When I was leaving university, I had an idea that I would start a music magazine or fanzine of some kind. I wrote off to as many music labels as I could find addresses for, to tell them, excitedly, about my plans and how it would be really nice of them if they could send me some promos, if they wouldn’t mind, and only if the had the time of course, and I was sorry to trouble them, and anyway anything if you could send me something I’d be really grateful etc etc…

I didn’t get a lot of exciting post in return, but one label - Setanta - were good enough to send me not only a crisp new copy of Casanova, the then brand new Divine Comedy album, but also extensive liner notes and press materials along with it. I knew something of Neil Hannon and his work before then, but since then - as a result of this simple act of kindness / big promotional push - my love for it, him, them, their songs, has been unequivocal.

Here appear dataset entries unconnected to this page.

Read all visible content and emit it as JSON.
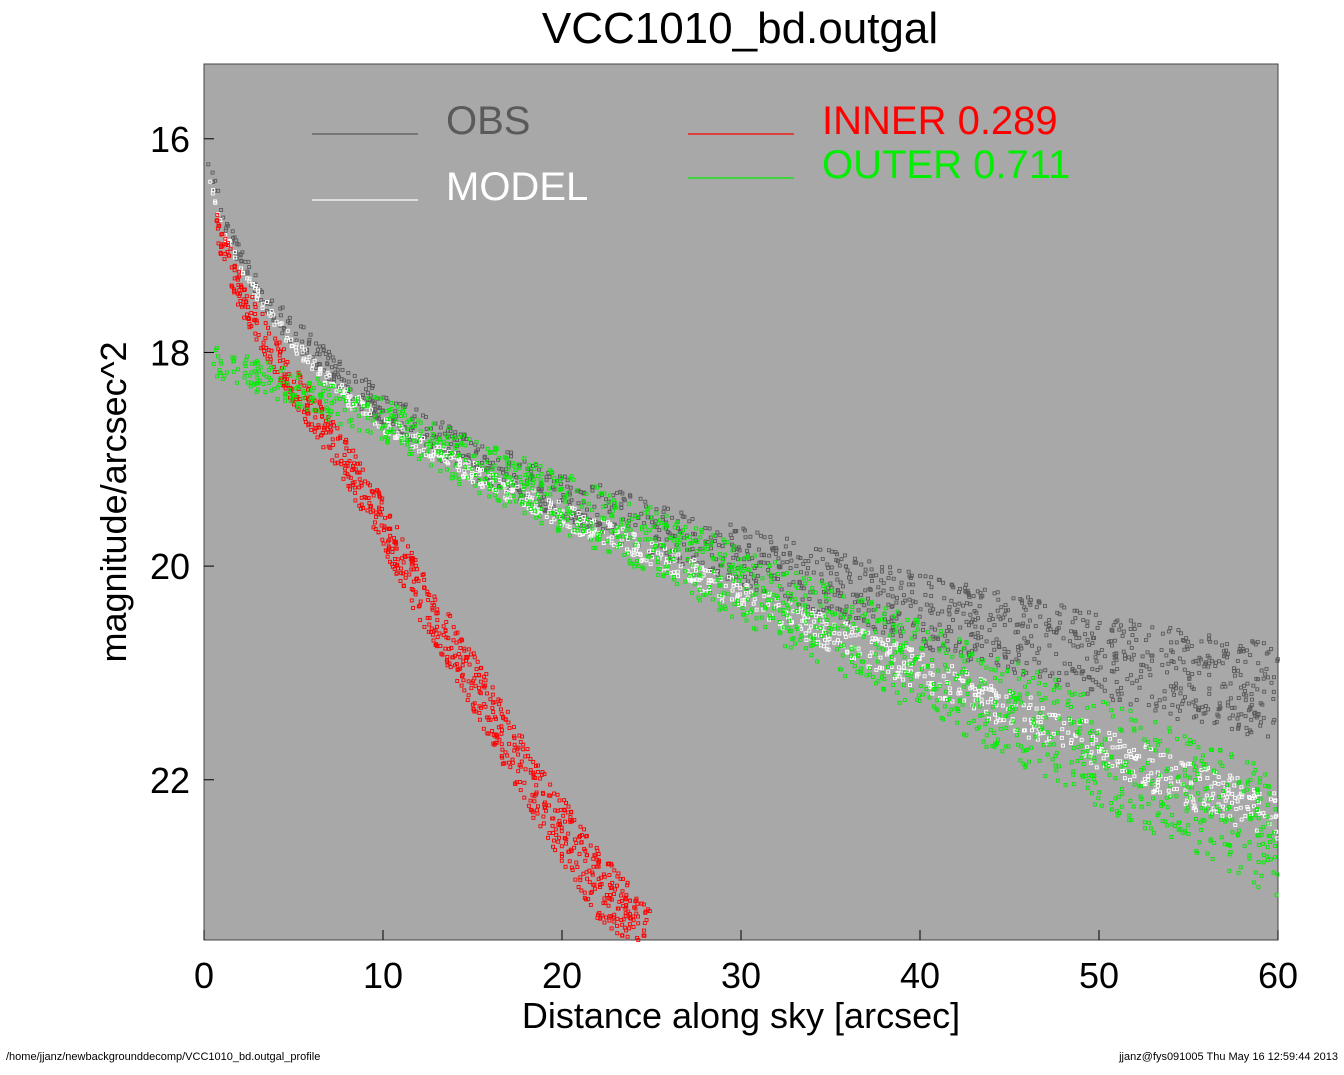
{
  "chart_data": {
    "type": "scatter",
    "title": "VCC1010_bd.outgal",
    "xlabel": "Distance along sky [arcsec]",
    "ylabel": "magnitude/arcsec^2",
    "xlim": [
      0,
      60
    ],
    "ylim": [
      15.3,
      23.5
    ],
    "y_inverted": true,
    "x_ticks": [
      0,
      10,
      20,
      30,
      40,
      50,
      60
    ],
    "y_ticks": [
      16,
      18,
      20,
      22
    ],
    "background_color": "#a8a8a8",
    "legend": [
      {
        "name": "OBS",
        "value": "",
        "color": "#5a5a5a"
      },
      {
        "name": "MODEL",
        "value": "",
        "color": "#ffffff"
      },
      {
        "name": "INNER",
        "value": "0.289",
        "color": "#ff0000"
      },
      {
        "name": "OUTER",
        "value": "0.711",
        "color": "#00ee00"
      }
    ],
    "series": [
      {
        "name": "OBS",
        "x": [
          0.2,
          1,
          2,
          4,
          6,
          8,
          10,
          15,
          20,
          25,
          30,
          35,
          40,
          45,
          50,
          55,
          60
        ],
        "y": [
          16.2,
          16.7,
          17.1,
          17.6,
          17.95,
          18.25,
          18.5,
          18.95,
          19.3,
          19.6,
          19.85,
          20.1,
          20.35,
          20.55,
          20.75,
          20.95,
          21.1
        ]
      },
      {
        "name": "MODEL",
        "x": [
          0.2,
          1,
          2,
          4,
          6,
          8,
          10,
          15,
          20,
          25,
          30,
          35,
          40,
          45,
          50,
          55,
          60
        ],
        "y": [
          16.3,
          16.8,
          17.2,
          17.7,
          18.1,
          18.4,
          18.65,
          19.1,
          19.5,
          19.85,
          20.25,
          20.6,
          20.95,
          21.3,
          21.65,
          22.0,
          22.3
        ]
      },
      {
        "name": "INNER",
        "x": [
          0.5,
          2,
          4,
          6,
          8,
          10,
          12,
          15,
          18,
          20,
          22,
          24,
          25
        ],
        "y": [
          16.7,
          17.4,
          18.0,
          18.5,
          19.0,
          19.55,
          20.2,
          21.0,
          21.9,
          22.4,
          22.9,
          23.3,
          23.5
        ]
      },
      {
        "name": "OUTER",
        "x": [
          0.5,
          5,
          10,
          15,
          20,
          25,
          30,
          35,
          40,
          45,
          50,
          55,
          60
        ],
        "y": [
          18.05,
          18.3,
          18.6,
          19.0,
          19.35,
          19.7,
          20.1,
          20.5,
          20.85,
          21.25,
          21.65,
          22.0,
          22.4
        ]
      }
    ]
  },
  "footer": {
    "left": "/home/jjanz/newbackgrounddecomp/VCC1010_bd.outgal_profile",
    "right": "jjanz@fys091005  Thu May 16 12:59:44 2013"
  }
}
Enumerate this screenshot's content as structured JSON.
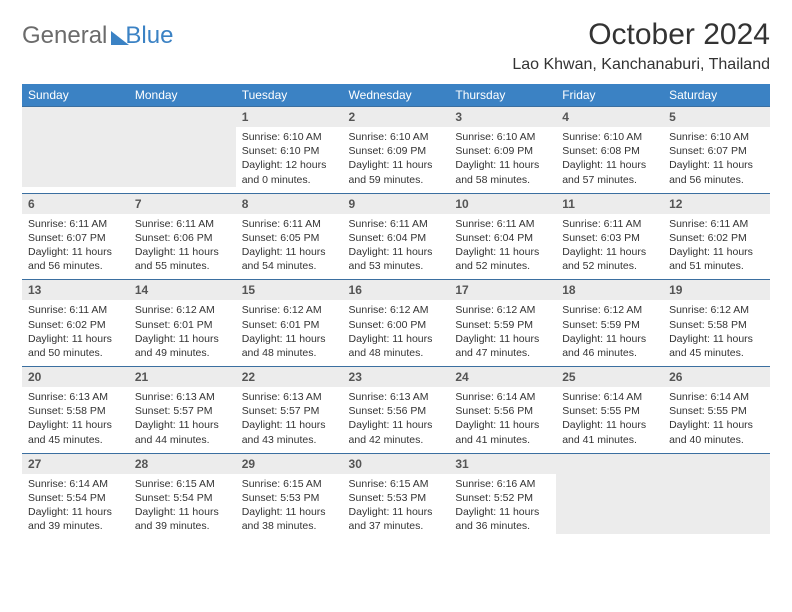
{
  "brand": {
    "part1": "General",
    "part2": "Blue"
  },
  "title": "October 2024",
  "location": "Lao Khwan, Kanchanaburi, Thailand",
  "colors": {
    "header_bg": "#3b82c4",
    "header_text": "#ffffff",
    "daynum_bg": "#ececec",
    "border": "#3b6fa0",
    "logo_gray": "#6b6b6b",
    "logo_blue": "#3b82c4",
    "page_bg": "#ffffff"
  },
  "day_headers": [
    "Sunday",
    "Monday",
    "Tuesday",
    "Wednesday",
    "Thursday",
    "Friday",
    "Saturday"
  ],
  "weeks": [
    [
      null,
      null,
      {
        "n": "1",
        "sr": "6:10 AM",
        "ss": "6:10 PM",
        "dl": "12 hours and 0 minutes."
      },
      {
        "n": "2",
        "sr": "6:10 AM",
        "ss": "6:09 PM",
        "dl": "11 hours and 59 minutes."
      },
      {
        "n": "3",
        "sr": "6:10 AM",
        "ss": "6:09 PM",
        "dl": "11 hours and 58 minutes."
      },
      {
        "n": "4",
        "sr": "6:10 AM",
        "ss": "6:08 PM",
        "dl": "11 hours and 57 minutes."
      },
      {
        "n": "5",
        "sr": "6:10 AM",
        "ss": "6:07 PM",
        "dl": "11 hours and 56 minutes."
      }
    ],
    [
      {
        "n": "6",
        "sr": "6:11 AM",
        "ss": "6:07 PM",
        "dl": "11 hours and 56 minutes."
      },
      {
        "n": "7",
        "sr": "6:11 AM",
        "ss": "6:06 PM",
        "dl": "11 hours and 55 minutes."
      },
      {
        "n": "8",
        "sr": "6:11 AM",
        "ss": "6:05 PM",
        "dl": "11 hours and 54 minutes."
      },
      {
        "n": "9",
        "sr": "6:11 AM",
        "ss": "6:04 PM",
        "dl": "11 hours and 53 minutes."
      },
      {
        "n": "10",
        "sr": "6:11 AM",
        "ss": "6:04 PM",
        "dl": "11 hours and 52 minutes."
      },
      {
        "n": "11",
        "sr": "6:11 AM",
        "ss": "6:03 PM",
        "dl": "11 hours and 52 minutes."
      },
      {
        "n": "12",
        "sr": "6:11 AM",
        "ss": "6:02 PM",
        "dl": "11 hours and 51 minutes."
      }
    ],
    [
      {
        "n": "13",
        "sr": "6:11 AM",
        "ss": "6:02 PM",
        "dl": "11 hours and 50 minutes."
      },
      {
        "n": "14",
        "sr": "6:12 AM",
        "ss": "6:01 PM",
        "dl": "11 hours and 49 minutes."
      },
      {
        "n": "15",
        "sr": "6:12 AM",
        "ss": "6:01 PM",
        "dl": "11 hours and 48 minutes."
      },
      {
        "n": "16",
        "sr": "6:12 AM",
        "ss": "6:00 PM",
        "dl": "11 hours and 48 minutes."
      },
      {
        "n": "17",
        "sr": "6:12 AM",
        "ss": "5:59 PM",
        "dl": "11 hours and 47 minutes."
      },
      {
        "n": "18",
        "sr": "6:12 AM",
        "ss": "5:59 PM",
        "dl": "11 hours and 46 minutes."
      },
      {
        "n": "19",
        "sr": "6:12 AM",
        "ss": "5:58 PM",
        "dl": "11 hours and 45 minutes."
      }
    ],
    [
      {
        "n": "20",
        "sr": "6:13 AM",
        "ss": "5:58 PM",
        "dl": "11 hours and 45 minutes."
      },
      {
        "n": "21",
        "sr": "6:13 AM",
        "ss": "5:57 PM",
        "dl": "11 hours and 44 minutes."
      },
      {
        "n": "22",
        "sr": "6:13 AM",
        "ss": "5:57 PM",
        "dl": "11 hours and 43 minutes."
      },
      {
        "n": "23",
        "sr": "6:13 AM",
        "ss": "5:56 PM",
        "dl": "11 hours and 42 minutes."
      },
      {
        "n": "24",
        "sr": "6:14 AM",
        "ss": "5:56 PM",
        "dl": "11 hours and 41 minutes."
      },
      {
        "n": "25",
        "sr": "6:14 AM",
        "ss": "5:55 PM",
        "dl": "11 hours and 41 minutes."
      },
      {
        "n": "26",
        "sr": "6:14 AM",
        "ss": "5:55 PM",
        "dl": "11 hours and 40 minutes."
      }
    ],
    [
      {
        "n": "27",
        "sr": "6:14 AM",
        "ss": "5:54 PM",
        "dl": "11 hours and 39 minutes."
      },
      {
        "n": "28",
        "sr": "6:15 AM",
        "ss": "5:54 PM",
        "dl": "11 hours and 39 minutes."
      },
      {
        "n": "29",
        "sr": "6:15 AM",
        "ss": "5:53 PM",
        "dl": "11 hours and 38 minutes."
      },
      {
        "n": "30",
        "sr": "6:15 AM",
        "ss": "5:53 PM",
        "dl": "11 hours and 37 minutes."
      },
      {
        "n": "31",
        "sr": "6:16 AM",
        "ss": "5:52 PM",
        "dl": "11 hours and 36 minutes."
      },
      null,
      null
    ]
  ],
  "labels": {
    "sunrise": "Sunrise: ",
    "sunset": "Sunset: ",
    "daylight": "Daylight: "
  }
}
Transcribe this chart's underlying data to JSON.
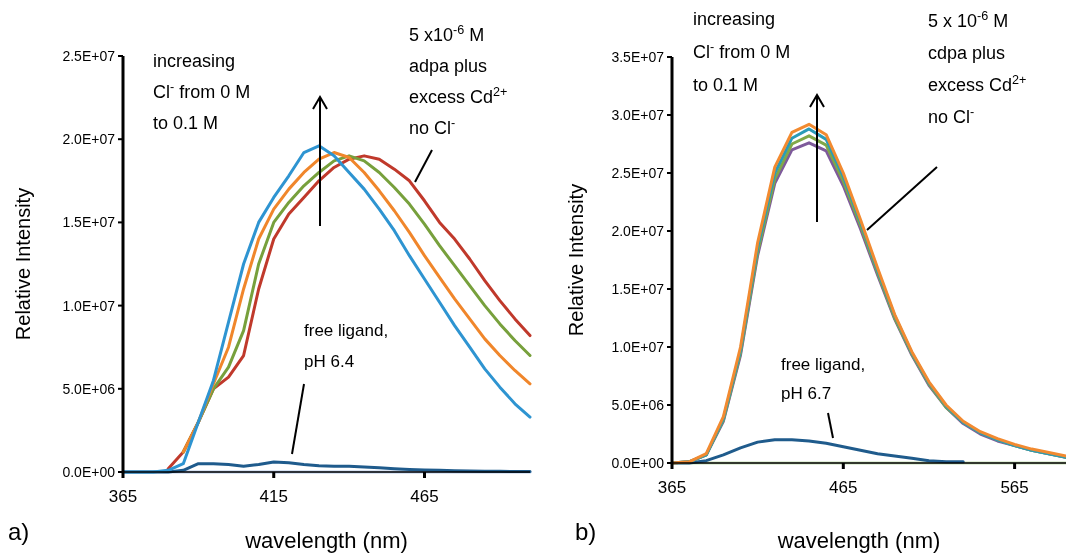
{
  "chart_data": [
    {
      "type": "line",
      "xlabel": "wavelength (nm)",
      "ylabel": "Relative Intensity",
      "xlim": [
        365,
        500
      ],
      "xticks": [
        365,
        415,
        465
      ],
      "ylim": [
        0,
        25000000.0
      ],
      "yticks": [
        {
          "value": 0,
          "label": "0.0E+00"
        },
        {
          "value": 5000000.0,
          "label": "5.0E+06"
        },
        {
          "value": 10000000.0,
          "label": "1.0E+07"
        },
        {
          "value": 15000000.0,
          "label": "1.5E+07"
        },
        {
          "value": 20000000.0,
          "label": "2.0E+07"
        },
        {
          "value": 25000000.0,
          "label": "2.5E+07"
        }
      ],
      "grid": false,
      "marker": "none",
      "line_style": "solid",
      "x": [
        365,
        370,
        375,
        380,
        385,
        390,
        395,
        400,
        405,
        410,
        415,
        420,
        425,
        430,
        435,
        440,
        445,
        450,
        455,
        460,
        465,
        470,
        475,
        480,
        485,
        490,
        495,
        500
      ],
      "series": [
        {
          "color": "#b4c7e7",
          "values": [
            0,
            0,
            0,
            0,
            0,
            0,
            0,
            0,
            0,
            0,
            0,
            0,
            0,
            0,
            0,
            0,
            0,
            0,
            0,
            0,
            0,
            0,
            0,
            0,
            0,
            0,
            0,
            0
          ]
        },
        {
          "color": "#1f5b8c",
          "values": [
            0,
            0,
            0,
            0,
            100000.0,
            500000.0,
            500000.0,
            450000.0,
            350000.0,
            450000.0,
            600000.0,
            550000.0,
            450000.0,
            380000.0,
            350000.0,
            350000.0,
            300000.0,
            250000.0,
            200000.0,
            150000.0,
            120000.0,
            100000.0,
            80000.0,
            60000.0,
            50000.0,
            40000.0,
            30000.0,
            30000.0
          ]
        },
        {
          "color": "#c0392b",
          "values": [
            null,
            null,
            null,
            200000.0,
            1200000.0,
            3000000.0,
            5000000.0,
            5700000.0,
            7000000.0,
            11000000.0,
            14000000.0,
            15500000.0,
            16500000.0,
            17500000.0,
            18300000.0,
            18800000.0,
            19000000.0,
            18800000.0,
            18200000.0,
            17500000.0,
            16300000.0,
            15000000.0,
            14000000.0,
            12800000.0,
            11500000.0,
            10300000.0,
            9200000.0,
            8200000.0
          ]
        },
        {
          "color": "#77a03c",
          "values": [
            null,
            null,
            null,
            null,
            1200000.0,
            3000000.0,
            5000000.0,
            6300000.0,
            8500000.0,
            12500000.0,
            15000000.0,
            16200000.0,
            17200000.0,
            18000000.0,
            18700000.0,
            19000000.0,
            18700000.0,
            18000000.0,
            17100000.0,
            16100000.0,
            14900000.0,
            13600000.0,
            12400000.0,
            11200000.0,
            10000000.0,
            8900000.0,
            7900000.0,
            7000000.0
          ]
        },
        {
          "color": "#f0862b",
          "values": [
            null,
            null,
            null,
            null,
            1200000.0,
            3000000.0,
            5300000.0,
            7500000.0,
            11000000.0,
            14000000.0,
            15800000.0,
            17000000.0,
            18000000.0,
            18800000.0,
            19200000.0,
            18900000.0,
            18000000.0,
            16900000.0,
            15700000.0,
            14400000.0,
            13000000.0,
            11700000.0,
            10400000.0,
            9200000.0,
            8000000.0,
            7000000.0,
            6100000.0,
            5300000.0
          ]
        },
        {
          "color": "#2e94d1",
          "values": [
            0,
            0,
            0,
            100000.0,
            500000.0,
            3000000.0,
            5500000.0,
            9000000.0,
            12500000.0,
            15000000.0,
            16500000.0,
            17800000.0,
            19200000.0,
            19600000.0,
            19000000.0,
            18000000.0,
            17000000.0,
            15800000.0,
            14500000.0,
            13000000.0,
            11600000.0,
            10200000.0,
            8800000.0,
            7500000.0,
            6200000.0,
            5100000.0,
            4100000.0,
            3300000.0
          ]
        }
      ],
      "annotations": [
        "a)",
        "increasing\nCl$^{-}$ from 0 M\nto 0.1 M",
        "5 x10$^{-6}$ M\nadpa plus\nexcess Cd$^{2+}$\nno Cl$^{-}$",
        "free ligand,\npH 6.4"
      ]
    },
    {
      "type": "line",
      "xlabel": "wavelength (nm)",
      "ylabel": "Relative Intensity",
      "xlim": [
        365,
        595
      ],
      "xticks": [
        365,
        465,
        565
      ],
      "ylim": [
        0,
        35000000.0
      ],
      "yticks": [
        {
          "value": 0,
          "label": "0.0E+00"
        },
        {
          "value": 5000000.0,
          "label": "5.0E+06"
        },
        {
          "value": 10000000.0,
          "label": "1.0E+07"
        },
        {
          "value": 15000000.0,
          "label": "1.5E+07"
        },
        {
          "value": 20000000.0,
          "label": "2.0E+07"
        },
        {
          "value": 25000000.0,
          "label": "2.5E+07"
        },
        {
          "value": 30000000.0,
          "label": "3.0E+07"
        },
        {
          "value": 35000000.0,
          "label": "3.5E+07"
        }
      ],
      "grid": false,
      "marker": "none",
      "line_style": "solid",
      "x": [
        365,
        375,
        385,
        395,
        405,
        415,
        425,
        435,
        445,
        455,
        465,
        475,
        485,
        495,
        505,
        515,
        525,
        535,
        545,
        555,
        565,
        575,
        585,
        595
      ],
      "series": [
        {
          "color": "#c6dfb4",
          "values": [
            0,
            0,
            0,
            0,
            0,
            0,
            0,
            0,
            0,
            0,
            0,
            0,
            0,
            0,
            0,
            0,
            0,
            0,
            0,
            0,
            0,
            0,
            0,
            0
          ]
        },
        {
          "color": "#1f5b8c",
          "values": [
            0,
            0,
            200000.0,
            700000.0,
            1300000.0,
            1800000.0,
            2000000.0,
            2000000.0,
            1900000.0,
            1700000.0,
            1400000.0,
            1100000.0,
            800000.0,
            600000.0,
            400000.0,
            200000.0,
            100000.0,
            100000.0,
            null,
            null,
            null,
            null,
            null,
            null
          ]
        },
        {
          "color": "#7e5a9b",
          "values": [
            0,
            100000.0,
            700000.0,
            3600000.0,
            9300000.0,
            17900000.0,
            24100000.0,
            27000000.0,
            27600000.0,
            26900000.0,
            23900000.0,
            20200000.0,
            16200000.0,
            12400000.0,
            9300000.0,
            6700000.0,
            4800000.0,
            3400000.0,
            2500000.0,
            1900000.0,
            1500000.0,
            1100000.0,
            800000.0,
            500000.0
          ]
        },
        {
          "color": "#80a848",
          "values": [
            0,
            100000.0,
            700000.0,
            3700000.0,
            9500000.0,
            18200000.0,
            24500000.0,
            27500000.0,
            28200000.0,
            27400000.0,
            24300000.0,
            20500000.0,
            16400000.0,
            12500000.0,
            9400000.0,
            6800000.0,
            4800000.0,
            3500000.0,
            2600000.0,
            2000000.0,
            1500000.0,
            1100000.0,
            800000.0,
            500000.0
          ]
        },
        {
          "color": "#2a9bb8",
          "values": [
            0,
            100000.0,
            700000.0,
            3800000.0,
            9700000.0,
            18600000.0,
            25000000.0,
            28000000.0,
            28800000.0,
            27900000.0,
            24700000.0,
            20800000.0,
            16600000.0,
            12700000.0,
            9500000.0,
            6900000.0,
            4900000.0,
            3500000.0,
            2600000.0,
            2000000.0,
            1500000.0,
            1100000.0,
            800000.0,
            500000.0
          ]
        },
        {
          "color": "#f28a30",
          "values": [
            0,
            100000.0,
            800000.0,
            4000000.0,
            10000000.0,
            19000000.0,
            25500000.0,
            28500000.0,
            29200000.0,
            28300000.0,
            25000000.0,
            21000000.0,
            16800000.0,
            12800000.0,
            9600000.0,
            7000000.0,
            5000000.0,
            3600000.0,
            2700000.0,
            2100000.0,
            1600000.0,
            1200000.0,
            900000.0,
            600000.0
          ]
        }
      ],
      "annotations": [
        "b)",
        "increasing\nCl$^{-}$ from 0 M\nto 0.1 M",
        "5 x 10$^{-6}$ M\ncdpa plus\nexcess Cd$^{2+}$\nno Cl$^{-}$",
        "free ligand,\npH 6.7"
      ]
    }
  ]
}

Something for the Weekend recently placed 15th in a BBC Anthems of Britpop poll (won by Pulp’s Common People). A terrific result for all us ardent Divine Comedy fans, but also a signifier of the loose redonkulousness of the Britpop label. Yes, you can construct a retrospective narrative that takes in songs like Something for the Weekend, National Express, and that bit of In Pursuit of Happiness that became the Tomorrow’s World theme (not to mention Songs of Love, aka the theme music for Father Ted), and fit them into a Britpop-shaped hole if you must, but is there really anything Neil Hannon did throughout this time that he wouldn’t have done anyway? Listen to a song like Your Daddy’s Car from 1993’s Liberation, and then, say, The Plough, from Victory for the Comic Muse (2006). If you pick songs in between those two and join the dots you will surely spell Hannon, and not Britpop.